Use Newton’s method (and indicate each successive approximation) to solve the nonlinear system below for $x_1$ and $x_2$ both near $0.6$:
$$x=\sinh(y)\\ 2y=\cosh(x)$$
I found the Jacobi matrix, found it's inverse and used the formula: Xo-inverse of $jacobi^{*}f()$ and tried to iterate, but I am no where close to the answer. The answer given is $x=0.6000,0.6367,0.6281,0.6424,0.6389, y=0.6000, 0.5927 0.6048,0.6019,0.6068$. Could anyone please help me out?

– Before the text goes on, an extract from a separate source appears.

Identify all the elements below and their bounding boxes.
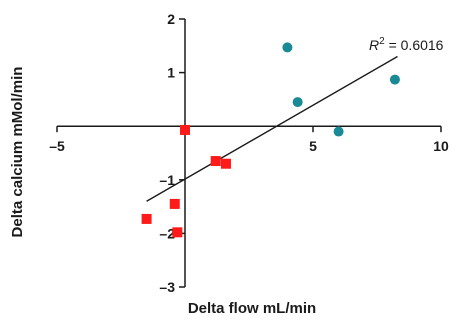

I suppose that you considered two equations $$F(x,y)=x-\sinh (y)=0$$ $$G(x,y)=\cosh(x)-2y=0$$ So, expanding around a point ($x_0,y_0$), you have two linear equations in ($x-x_0$) and ($y-y_0)$ which write $$0=F(x_0,y_0)+(x-x_0)-(y-y_0) \cosh(y_0)$$ $$0=G(x_0,y_0)-(x-x_0) \sinh(x_0)-2(y-y_0)$$ or $$0=F(x_0,y_0)+\Delta x- \cosh(y_0) \Delta y$$ $$0=G(x_0,y_0)-\sinh(x_0)\Delta x-2\Delta y$$ which you have to solve.
So starting at $(0.6,0.6)$, the iterates are $(0.620357,0.586253)$, $(0.631485,0.595658)$, $(0.637755,0.600937)$, $(0.641342,0.603954)$, $(0.643412,0.605693)$, $(0.644612,0.606702)$, $(0.645310,0.607288)$, $(0.645716,0.607629)$ and so on.
The almost exact solution is $(0.646285,0.608106)$.
As I mentioned in my comment, the problem would be much simpler to solve reducing it to a single equation : eliminating $x$ from the first equation leads to finding $y$ such that $$2 y-\cosh (\sinh (y))=0$$ which corresponds to a very well conditioned function; using Newton method would solve much faster that solving the two equations for the two unknowns.